Woodlands in general are great for wildlife, particularly birds, bats and small mammals. (click here to learn more about woodland ecology). Urban woodlands are very special as they are a ‘hotspot’ for nature in an otherwise built up area. City woodlands are quite rare and improve the quality of life for those that live in the environs.
Barna wood is located on the western edge of the city, close to the highly populated Knocknacarra suburb, and provides a valuable amenity resource for the residents of the surrounding areas as well as visitors to the region.
Barna wood has a particularly high ecological value because it is linked to other habitats of high conservation importance on an international scale, as part of the Galway Bay Complex, Special Area of Conservation (site code 000268) (Link to site synopsis on www.npws.ie ). This conservation area covers a wide area and encompasses marine and coastal habitats as well as the mixed broadleaved wood at Barna.
Barna wood is an old woodland and the 1830’s ordnance survey map show its extent similar to the present day.
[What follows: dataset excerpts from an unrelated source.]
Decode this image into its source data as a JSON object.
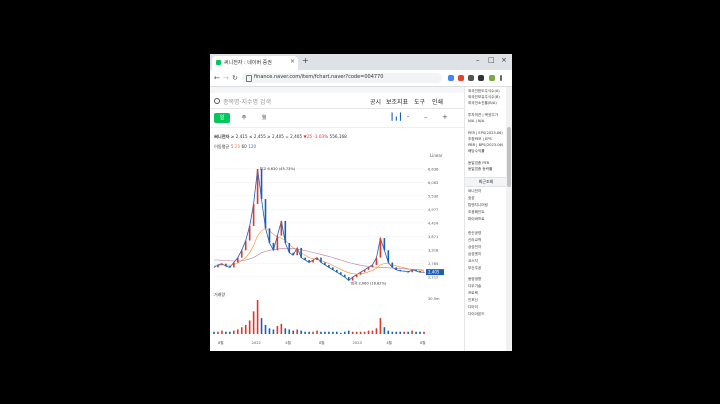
{
  "browser": {
    "tab_title": "써니전자 : 네이버 증권",
    "tab_close": "×",
    "new_tab": "+",
    "url": "finance.naver.com/item/fchart.naver?code=004770",
    "window_controls": {
      "minimize": "–",
      "maximize": "□",
      "close": "×"
    },
    "nav": {
      "back": "←",
      "forward": "→",
      "reload": "↻"
    }
  },
  "search": {
    "placeholder": "종목명·지수명 검색"
  },
  "top_nav": [
    "공시",
    "보조지표",
    "도구",
    "인쇄"
  ],
  "periods": [
    "일",
    "주",
    "월"
  ],
  "active_period": "일",
  "toolbar_icons": [
    "candle-icon",
    "minus-icon",
    "plus-icon"
  ],
  "price_bar": {
    "name": "써니전자",
    "items": [
      "≥ 2,415",
      "≤ 2,455",
      "≥ 2,405",
      "= 2,405",
      "▼25",
      "-1.03%",
      "556,168"
    ]
  },
  "ma_line": {
    "label": "이동평균",
    "values": [
      "5",
      "20",
      "60",
      "120"
    ]
  },
  "chart_data": {
    "type": "line",
    "scale_label": "Linear",
    "y_ticks": [
      "6,636",
      "6,083",
      "5,530",
      "4,977",
      "4,424",
      "3,871",
      "3,318",
      "2,765",
      "2,212"
    ],
    "x_ticks": [
      "8월",
      "2022",
      "4월",
      "8월",
      "2023",
      "4월",
      "8월"
    ],
    "current_price": "2,405",
    "high_annotation": "최고 6,630 (45.73%)",
    "low_annotation": "최저 2,060 (16.82%)",
    "volume_label": "거래량",
    "volume_tick": "30.5m",
    "ylim": [
      2000,
      7000
    ],
    "series": [
      {
        "name": "price",
        "color": "#1a5fb4",
        "values": [
          2600,
          2700,
          2750,
          2650,
          2600,
          2800,
          3000,
          3300,
          3700,
          4300,
          5200,
          6630,
          5400,
          4200,
          3600,
          3300,
          3900,
          4500,
          3600,
          3200,
          3100,
          3400,
          3000,
          2900,
          2800,
          2900,
          3000,
          2800,
          2700,
          2600,
          2500,
          2400,
          2300,
          2200,
          2060,
          2200,
          2300,
          2400,
          2500,
          2600,
          2700,
          3000,
          3800,
          3300,
          2800,
          2600,
          2500,
          2450,
          2450,
          2400,
          2500,
          2450,
          2400,
          2405
        ]
      },
      {
        "name": "ma20",
        "color": "#f28e2b",
        "values": [
          2650,
          2680,
          2700,
          2700,
          2690,
          2720,
          2780,
          2880,
          3000,
          3200,
          3500,
          3900,
          4100,
          4200,
          4100,
          3950,
          3850,
          3800,
          3700,
          3550,
          3400,
          3300,
          3200,
          3100,
          3000,
          2950,
          2920,
          2880,
          2820,
          2760,
          2680,
          2600,
          2520,
          2440,
          2380,
          2340,
          2320,
          2330,
          2360,
          2420,
          2480,
          2560,
          2700,
          2760,
          2740,
          2700,
          2660,
          2620,
          2580,
          2540,
          2520,
          2500,
          2470,
          2450
        ]
      },
      {
        "name": "ma120",
        "color": "#b07aa1",
        "values": [
          2900,
          2900,
          2890,
          2880,
          2870,
          2860,
          2860,
          2870,
          2900,
          2950,
          3000,
          3100,
          3200,
          3250,
          3300,
          3330,
          3350,
          3370,
          3380,
          3380,
          3370,
          3350,
          3320,
          3290,
          3250,
          3210,
          3170,
          3130,
          3090,
          3050,
          3000,
          2950,
          2900,
          2850,
          2800,
          2760,
          2720,
          2690,
          2660,
          2640,
          2620,
          2610,
          2600,
          2590,
          2580,
          2570,
          2560,
          2550,
          2540,
          2530,
          2520,
          2510,
          2500,
          2490
        ]
      }
    ],
    "volume": [
      2,
      2,
      3,
      2,
      2,
      3,
      4,
      6,
      8,
      12,
      20,
      30,
      14,
      8,
      5,
      4,
      7,
      9,
      5,
      4,
      3,
      4,
      3,
      2,
      2,
      2,
      3,
      2,
      2,
      2,
      2,
      2,
      1,
      2,
      3,
      2,
      2,
      2,
      2,
      3,
      3,
      5,
      14,
      6,
      3,
      2,
      2,
      2,
      2,
      2,
      3,
      2,
      2,
      2
    ]
  },
  "right_panel": {
    "top_lines": [
      "외국인한도주식수(A)",
      "외국인보유주식수(B)",
      "외국인소진율(B/A)",
      "",
      "투자의견 | 목표주가",
      "N/A | N/A",
      "",
      "PER | EPS(2023.06)",
      "추정PER | EPS",
      "PBR | BPS(2023.06)",
      "배당수익률",
      "",
      "동일업종 PER",
      "동일업종 등락률"
    ],
    "recent_header": "최근조회",
    "recent_items": [
      "써니전자",
      "효성",
      "탑엔지니어링",
      "조광페인트",
      "파이버프로",
      "",
      "한신공영",
      "신라교역",
      "삼성전자",
      "삼성엔지",
      "코스닥",
      "부산주공"
    ],
    "recent_items_2": [
      "동양생명",
      "다우기술",
      "프로텍",
      "인포신",
      "디아이",
      "다이아몬드"
    ]
  },
  "colors": {
    "accent": "#03c75a",
    "up": "#e0352a",
    "down": "#1a5fb4",
    "current_tag": "#1a5fb4"
  }
}
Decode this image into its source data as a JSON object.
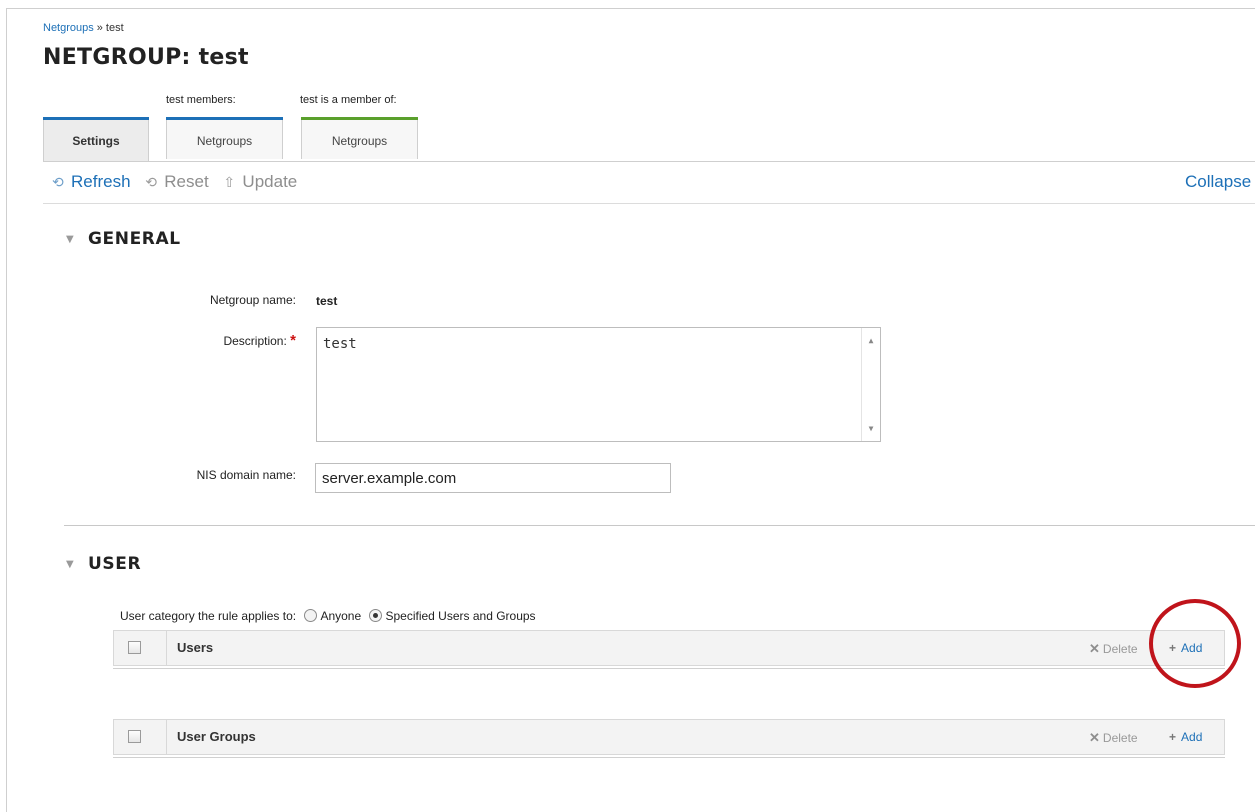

The wood is classified as mixed broadleaved and non-native species such as beech and sycamore are widespread and were probably planted as part of the Barna Demesne. Oak is also frequent throughout and an understorey of holly is a feature of parts of the wood.
The wood has some interesting archaeological features such as a holy well and mass rock as well as undocumented reports of shell middens and a fulacht fiadh. Old field boundaries are also present within the wood.